Q: What incentive did they have to give up their weapons?
MORSE: They wouldn’t be allowed to get on the bus to go home; and, they wouldn’t be given the repatriation package until they had turned in a minimum of one weapon per person.
Q: The package was financial and what else?
MORSE: Financial and in-kind support, on the inside, depending on whether they were going home or to school, a vocation, small business or back on the land. Also, in terms of that process, we tried to get them to form a veterans’ association. Their influence had been through the gun; and, their political influence was through their military command structure. We tried to teach them that in a democracy their influence was going to have to come through their political association. Were they willing and able to stay united and have spokespersons who could put pressure on the elected government?

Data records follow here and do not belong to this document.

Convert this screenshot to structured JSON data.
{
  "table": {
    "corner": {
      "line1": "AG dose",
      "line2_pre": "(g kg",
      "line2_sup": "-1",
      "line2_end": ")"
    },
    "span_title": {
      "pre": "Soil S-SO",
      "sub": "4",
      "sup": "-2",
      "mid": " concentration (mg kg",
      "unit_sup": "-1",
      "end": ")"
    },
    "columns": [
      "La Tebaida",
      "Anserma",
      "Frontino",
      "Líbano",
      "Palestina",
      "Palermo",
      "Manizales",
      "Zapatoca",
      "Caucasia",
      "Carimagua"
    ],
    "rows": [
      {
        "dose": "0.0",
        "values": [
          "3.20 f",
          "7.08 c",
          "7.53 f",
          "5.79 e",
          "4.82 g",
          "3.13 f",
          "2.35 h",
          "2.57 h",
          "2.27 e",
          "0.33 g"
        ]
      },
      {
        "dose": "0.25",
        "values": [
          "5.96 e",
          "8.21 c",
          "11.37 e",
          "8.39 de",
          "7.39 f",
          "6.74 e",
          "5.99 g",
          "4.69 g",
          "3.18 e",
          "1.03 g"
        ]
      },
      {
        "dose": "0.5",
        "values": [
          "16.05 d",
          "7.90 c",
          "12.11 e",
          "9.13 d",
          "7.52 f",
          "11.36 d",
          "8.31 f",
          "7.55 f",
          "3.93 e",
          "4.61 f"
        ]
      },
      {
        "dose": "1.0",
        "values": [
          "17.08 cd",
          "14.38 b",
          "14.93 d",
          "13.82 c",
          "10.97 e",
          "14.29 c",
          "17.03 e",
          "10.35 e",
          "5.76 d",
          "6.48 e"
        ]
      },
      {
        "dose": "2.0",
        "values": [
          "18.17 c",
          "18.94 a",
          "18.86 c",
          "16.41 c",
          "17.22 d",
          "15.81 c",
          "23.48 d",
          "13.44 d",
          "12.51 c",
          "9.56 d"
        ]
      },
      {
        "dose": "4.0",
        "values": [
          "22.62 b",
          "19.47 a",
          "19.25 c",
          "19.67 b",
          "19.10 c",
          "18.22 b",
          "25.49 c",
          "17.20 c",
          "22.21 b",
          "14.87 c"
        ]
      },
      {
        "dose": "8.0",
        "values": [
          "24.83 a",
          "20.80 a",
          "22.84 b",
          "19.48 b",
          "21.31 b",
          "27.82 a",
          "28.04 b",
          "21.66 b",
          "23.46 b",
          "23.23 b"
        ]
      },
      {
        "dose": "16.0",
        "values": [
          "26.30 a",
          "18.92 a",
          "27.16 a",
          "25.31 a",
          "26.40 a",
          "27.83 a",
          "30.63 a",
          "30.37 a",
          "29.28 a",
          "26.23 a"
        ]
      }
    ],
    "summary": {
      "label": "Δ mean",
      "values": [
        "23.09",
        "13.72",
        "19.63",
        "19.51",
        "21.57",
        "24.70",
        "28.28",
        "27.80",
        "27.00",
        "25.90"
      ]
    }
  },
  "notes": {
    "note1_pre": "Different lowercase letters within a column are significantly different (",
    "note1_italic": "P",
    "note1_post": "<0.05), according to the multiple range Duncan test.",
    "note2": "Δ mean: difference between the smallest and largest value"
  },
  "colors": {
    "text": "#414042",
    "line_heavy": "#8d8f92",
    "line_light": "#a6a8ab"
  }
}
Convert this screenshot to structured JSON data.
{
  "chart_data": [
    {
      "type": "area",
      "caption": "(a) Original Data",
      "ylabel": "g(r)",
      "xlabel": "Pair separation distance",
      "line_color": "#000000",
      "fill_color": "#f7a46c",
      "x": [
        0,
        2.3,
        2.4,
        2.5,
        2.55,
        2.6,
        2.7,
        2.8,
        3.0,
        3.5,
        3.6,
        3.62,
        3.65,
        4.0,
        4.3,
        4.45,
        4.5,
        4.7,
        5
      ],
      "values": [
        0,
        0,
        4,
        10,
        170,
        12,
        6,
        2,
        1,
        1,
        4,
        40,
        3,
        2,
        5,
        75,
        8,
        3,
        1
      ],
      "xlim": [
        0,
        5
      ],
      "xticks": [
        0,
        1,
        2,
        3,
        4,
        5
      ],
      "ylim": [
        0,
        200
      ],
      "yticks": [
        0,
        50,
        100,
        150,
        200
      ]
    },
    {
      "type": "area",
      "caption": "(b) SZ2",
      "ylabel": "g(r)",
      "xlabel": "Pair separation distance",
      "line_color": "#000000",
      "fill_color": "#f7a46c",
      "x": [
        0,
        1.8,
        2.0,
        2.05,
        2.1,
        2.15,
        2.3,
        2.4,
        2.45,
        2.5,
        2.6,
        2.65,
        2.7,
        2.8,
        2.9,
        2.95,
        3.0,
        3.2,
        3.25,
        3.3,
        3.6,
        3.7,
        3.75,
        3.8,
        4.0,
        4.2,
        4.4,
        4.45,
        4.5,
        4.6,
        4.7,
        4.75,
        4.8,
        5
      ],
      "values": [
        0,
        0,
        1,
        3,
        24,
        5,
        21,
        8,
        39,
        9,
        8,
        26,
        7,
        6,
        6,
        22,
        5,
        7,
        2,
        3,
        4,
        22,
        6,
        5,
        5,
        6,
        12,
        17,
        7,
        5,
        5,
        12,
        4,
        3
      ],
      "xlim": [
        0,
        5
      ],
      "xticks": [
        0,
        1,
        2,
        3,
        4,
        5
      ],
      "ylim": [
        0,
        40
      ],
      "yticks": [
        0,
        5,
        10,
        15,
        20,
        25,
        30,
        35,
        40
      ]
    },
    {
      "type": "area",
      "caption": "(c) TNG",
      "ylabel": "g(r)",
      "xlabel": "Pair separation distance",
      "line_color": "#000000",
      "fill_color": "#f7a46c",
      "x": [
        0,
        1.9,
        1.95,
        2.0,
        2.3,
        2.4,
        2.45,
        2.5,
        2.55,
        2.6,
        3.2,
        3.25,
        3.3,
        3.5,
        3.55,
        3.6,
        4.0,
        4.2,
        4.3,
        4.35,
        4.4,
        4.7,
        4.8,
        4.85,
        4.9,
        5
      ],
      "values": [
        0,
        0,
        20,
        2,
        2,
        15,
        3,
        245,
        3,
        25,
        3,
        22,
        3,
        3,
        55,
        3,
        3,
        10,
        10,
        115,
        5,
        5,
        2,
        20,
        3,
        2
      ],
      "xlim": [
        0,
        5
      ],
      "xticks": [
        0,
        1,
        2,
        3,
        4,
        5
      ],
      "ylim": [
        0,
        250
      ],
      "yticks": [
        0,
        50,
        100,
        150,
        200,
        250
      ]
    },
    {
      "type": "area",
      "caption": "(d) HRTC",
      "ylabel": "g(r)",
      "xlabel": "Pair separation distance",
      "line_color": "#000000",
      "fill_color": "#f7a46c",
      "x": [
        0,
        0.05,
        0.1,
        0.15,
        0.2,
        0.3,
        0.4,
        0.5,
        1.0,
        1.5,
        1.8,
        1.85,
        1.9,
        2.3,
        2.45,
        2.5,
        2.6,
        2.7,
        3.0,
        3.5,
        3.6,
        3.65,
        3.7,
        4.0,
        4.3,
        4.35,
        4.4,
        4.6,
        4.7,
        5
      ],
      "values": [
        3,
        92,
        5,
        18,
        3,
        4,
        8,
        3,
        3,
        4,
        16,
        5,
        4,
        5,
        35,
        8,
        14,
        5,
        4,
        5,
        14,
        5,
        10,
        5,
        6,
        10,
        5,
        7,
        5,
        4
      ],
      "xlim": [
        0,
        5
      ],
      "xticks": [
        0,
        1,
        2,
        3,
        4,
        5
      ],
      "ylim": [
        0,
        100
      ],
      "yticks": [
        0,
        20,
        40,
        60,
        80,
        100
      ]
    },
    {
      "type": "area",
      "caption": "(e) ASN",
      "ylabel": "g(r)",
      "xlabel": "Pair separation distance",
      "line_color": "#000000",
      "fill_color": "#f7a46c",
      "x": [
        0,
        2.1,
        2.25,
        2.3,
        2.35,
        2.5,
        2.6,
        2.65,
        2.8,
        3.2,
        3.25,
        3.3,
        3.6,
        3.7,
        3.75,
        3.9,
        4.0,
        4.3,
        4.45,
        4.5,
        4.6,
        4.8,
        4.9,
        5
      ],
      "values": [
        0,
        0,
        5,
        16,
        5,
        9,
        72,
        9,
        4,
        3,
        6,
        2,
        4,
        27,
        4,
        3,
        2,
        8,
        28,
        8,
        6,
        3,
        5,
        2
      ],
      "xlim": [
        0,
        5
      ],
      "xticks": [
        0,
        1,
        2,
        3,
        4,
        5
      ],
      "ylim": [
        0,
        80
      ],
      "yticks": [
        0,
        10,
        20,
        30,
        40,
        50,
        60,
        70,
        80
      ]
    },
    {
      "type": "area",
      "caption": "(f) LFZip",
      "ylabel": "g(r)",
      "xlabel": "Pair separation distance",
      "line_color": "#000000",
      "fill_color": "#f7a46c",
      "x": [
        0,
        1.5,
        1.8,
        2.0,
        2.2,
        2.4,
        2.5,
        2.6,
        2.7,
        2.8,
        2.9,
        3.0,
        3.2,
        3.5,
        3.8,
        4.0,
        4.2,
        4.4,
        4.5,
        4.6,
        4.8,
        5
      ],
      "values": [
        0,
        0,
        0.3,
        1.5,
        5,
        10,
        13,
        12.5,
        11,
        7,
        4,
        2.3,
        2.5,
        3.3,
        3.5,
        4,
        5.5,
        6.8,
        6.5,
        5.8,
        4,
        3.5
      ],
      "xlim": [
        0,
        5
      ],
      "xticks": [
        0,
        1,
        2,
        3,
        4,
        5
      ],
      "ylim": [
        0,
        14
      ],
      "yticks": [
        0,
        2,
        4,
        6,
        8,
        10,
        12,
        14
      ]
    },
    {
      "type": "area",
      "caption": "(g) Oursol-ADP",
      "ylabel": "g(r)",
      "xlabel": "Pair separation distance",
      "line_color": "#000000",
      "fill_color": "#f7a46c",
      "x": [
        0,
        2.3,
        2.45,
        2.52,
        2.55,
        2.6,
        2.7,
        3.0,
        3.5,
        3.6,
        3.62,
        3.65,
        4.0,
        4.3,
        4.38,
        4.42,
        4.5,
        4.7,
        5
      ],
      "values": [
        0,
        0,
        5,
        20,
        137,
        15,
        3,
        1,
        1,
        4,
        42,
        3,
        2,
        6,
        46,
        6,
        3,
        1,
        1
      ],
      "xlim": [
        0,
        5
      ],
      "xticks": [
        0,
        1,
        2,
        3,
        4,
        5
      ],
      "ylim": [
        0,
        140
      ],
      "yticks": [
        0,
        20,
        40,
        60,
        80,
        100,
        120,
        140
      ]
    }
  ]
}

There were some on the Hill and in Central America that thought keeping them associated would allow the Contras to be called back quickly to renew fighting. They elected spokespersons; but, they wanted them to be active military people, not as a retiree or a veterans’ association. That had to be established in country. They had to set up their own offices but, were we allowed to pay for that office while they were setting it up? It was part of the demobilization process. There were a thousand little things like that that you could spend time on, that we could go through.
Then there were disagreements that went on between the three fronts because the Southern Front and the Atlantic Front were willing to follow a different repatriation model than the Northern and Costa Rican fronts were. Were they allowed to take their medicines and their vehicles back inside? Was that going to threaten the peace process because all this was inside that could be mobilized quickly and lead back to war? There were thousands of little decisions like that to be made day in and day out. Our people on the ground were taking them into account with good political sensitivity.
Not all [of them returned to Nicaragua]. Some of them had married Hondurans and Costa Ricans and wanted to stay out. Others were afraid to go back; they didn’t think they would be protected, because of maybe people who knew what they had done as fighters. So there were many that elected to stay out. I don’t know what the figures ultimately were but my guess is that 90% of them went back.